Il voulait secouer le souvenir du rêve terrible de la nuit précédente, et qui était la vraie cause de son abattement; mais la vue de la mer lui en rappelait des circonstances qu'il avait oubliées. Bientôt il se représenta à lui plus vivement que jamais.

Il se retrouvait, comme dans son sommeil, à la chasse avec les fils de l'ouvrière de Schoorl: ce n'était pas cependant dans la campagne de Schoorl, mais dans le bois de Bergen. Il portait un nouvel habit de chasse, avec des boutons d'or qui brillaient au soleil, et Jeannette avait planté une plume de faisan sur son bonnet. Tout à coup trois perdreaux s'envolent devant lui, mais il ne peut les avoir à portée; chaque fois ils s'abattent comme pour le narguer, et dès qu'il approche, ils poussent un cri, battent dès ailes et volent plus loin. Enfin, il voulut faire un effort pour les tirer à distance, mais son fusil rata et lui tomba des mains. Alors les trois perdreaux crièrent chacun trois fois, et l'un d'eux vola sur le bonnet du jeune homme où il se posa.—Puis-je tirer, jeune homme, dit-il. Antoine lui fit signe de la main que oui. Il visa et le perdreau tomba; mais lorsqu'il alla pour le ramasser il n'y avait plus ni perdreau, ni seigneur de Schoorl, mais la tête sanglante de Jeannette gisait par terre et le regardait avec des yeux mourants; et lorsqu'il l'eut contemplée longtemps, la mer s'avança jusqu'à eux, la tête se mit à se mouvoir sur les flots, alla en arrière et disparut, revint au-dessus de l'eau et disparut encore, jusqu'à ce qu'il s'éveillât. Son coq chantait; la lumière apparaissait par les fentes et les fenêtres. Il s'habilla pour la chasse.

Et maintenant qu'il a le regard longuement fixé sur la mer, la vision se répète, et la tête de Jeannette paraît au milieu des rides écumeuses éclairées par le soleil de la mer du Nord, et monte et descend avec les vagues.

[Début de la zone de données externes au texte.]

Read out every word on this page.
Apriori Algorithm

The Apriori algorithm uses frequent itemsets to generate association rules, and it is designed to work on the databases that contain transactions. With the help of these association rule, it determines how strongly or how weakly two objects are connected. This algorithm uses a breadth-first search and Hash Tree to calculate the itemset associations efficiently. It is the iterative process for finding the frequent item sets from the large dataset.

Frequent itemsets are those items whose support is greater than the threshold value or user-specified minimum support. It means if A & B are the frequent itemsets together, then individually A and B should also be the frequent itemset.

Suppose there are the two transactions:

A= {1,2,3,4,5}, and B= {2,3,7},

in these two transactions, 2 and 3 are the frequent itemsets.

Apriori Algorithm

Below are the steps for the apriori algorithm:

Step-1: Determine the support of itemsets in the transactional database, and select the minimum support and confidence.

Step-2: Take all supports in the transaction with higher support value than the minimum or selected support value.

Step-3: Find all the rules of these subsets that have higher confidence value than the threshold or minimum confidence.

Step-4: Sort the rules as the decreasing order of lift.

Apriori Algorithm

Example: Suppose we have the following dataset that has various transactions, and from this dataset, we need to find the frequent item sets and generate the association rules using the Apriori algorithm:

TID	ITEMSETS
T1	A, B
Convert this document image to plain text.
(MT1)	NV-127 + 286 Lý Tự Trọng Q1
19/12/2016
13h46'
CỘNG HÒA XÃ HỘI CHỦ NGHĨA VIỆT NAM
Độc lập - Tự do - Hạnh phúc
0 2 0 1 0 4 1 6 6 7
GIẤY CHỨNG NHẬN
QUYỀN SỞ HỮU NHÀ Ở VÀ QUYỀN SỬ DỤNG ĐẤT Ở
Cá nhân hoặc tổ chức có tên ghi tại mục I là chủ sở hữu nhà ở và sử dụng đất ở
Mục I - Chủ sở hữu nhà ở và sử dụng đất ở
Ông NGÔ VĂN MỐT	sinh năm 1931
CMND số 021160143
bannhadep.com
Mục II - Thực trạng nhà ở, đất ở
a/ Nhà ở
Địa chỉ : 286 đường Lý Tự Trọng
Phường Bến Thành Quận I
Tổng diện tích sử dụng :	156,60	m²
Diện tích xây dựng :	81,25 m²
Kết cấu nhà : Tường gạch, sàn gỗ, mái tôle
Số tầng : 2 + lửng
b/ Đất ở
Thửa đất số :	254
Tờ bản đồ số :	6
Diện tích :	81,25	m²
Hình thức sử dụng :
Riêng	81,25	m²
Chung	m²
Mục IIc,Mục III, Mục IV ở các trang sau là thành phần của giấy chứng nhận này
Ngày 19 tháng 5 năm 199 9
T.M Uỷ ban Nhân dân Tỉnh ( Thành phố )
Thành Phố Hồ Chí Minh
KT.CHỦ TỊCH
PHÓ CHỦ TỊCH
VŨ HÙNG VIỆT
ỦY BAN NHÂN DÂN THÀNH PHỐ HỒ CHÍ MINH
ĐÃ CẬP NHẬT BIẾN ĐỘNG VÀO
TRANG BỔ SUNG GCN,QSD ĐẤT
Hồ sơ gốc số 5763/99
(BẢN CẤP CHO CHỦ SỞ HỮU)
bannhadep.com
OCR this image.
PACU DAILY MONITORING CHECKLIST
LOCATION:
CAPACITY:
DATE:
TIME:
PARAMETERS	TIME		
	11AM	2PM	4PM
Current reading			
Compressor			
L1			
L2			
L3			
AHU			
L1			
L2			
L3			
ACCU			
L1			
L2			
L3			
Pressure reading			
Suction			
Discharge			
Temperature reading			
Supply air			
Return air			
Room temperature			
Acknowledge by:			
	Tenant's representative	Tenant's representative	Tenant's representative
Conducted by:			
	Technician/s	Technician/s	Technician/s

Il détourna les yeux de la mer et s'étendit en avant sur la pente de la colline, les bras sous la tête. Bientôt il s'endormit et l'affreux spectacle se présenta de nouveau à son esprit; mais toute la mer devint rouge comme du sang, puis de petites flammes et des étincelles dansaient et tournoyaient tout autour. Soudain, deux coups de feu retentirent. Il s'éveilla. Veldine avait volé au bruit et descendait au galop la colline.

Un nuage bleu de fumée s'éleva majestueusement derrière la dune voisine, et une nombreuse compagnie de perdreaux passa effarouchée devant lui. Antoine rappela son chien et suivit les perdreaux des yeux. Ils s'abbattirent doucement de l'autre côté de la colline, puis partirent de nouveau avec le vent vers le midi. Un moment un homme parut au sommet de la dune et regarda où se trouvaient les perdreaux, mais ils s'étaient déjà abattus. Alors il chargea avec précaution son fusil, et Antoine le chasseur le vit fourrer dans sa carnassière une couple de jolis perdreaux, après les avoir, considérés un instant avec complaisance.

C'était Dirk Joosten, le seul homme dans tout Schoorl qui ne pût le souffrir et qu'il ne supportait pas davantage. Car Dirk Joosten unissait le métier de braconnier à celui de chasseur, et Antoine l'avait un jour surpris occupé, à une heure avancée de la nuit, à tendre des pièges pour les lièvres, passion qui a donné un mauvais renom aux habitants de Schoorl. Au reste, c'était un mauvais chasseur, et même avec l'aide du braconnage il ne rapportait pas, dans une saison de chasse, la moitié de ce que tuait le double Antoine, comme disait Krelis, ce qui l'ennuyait beaucoup.

Dès que Dirk aperçut Antoine le chasseur, il lui cria d'un ton demi-impératif:

—Où sont-ils allés, Antoine?

—Vous devez le savoir! dit celui-ci.

—Puis-je regarder par-dessus la montagne? grommela Dirk Joosten. Avez-vous quelque chose?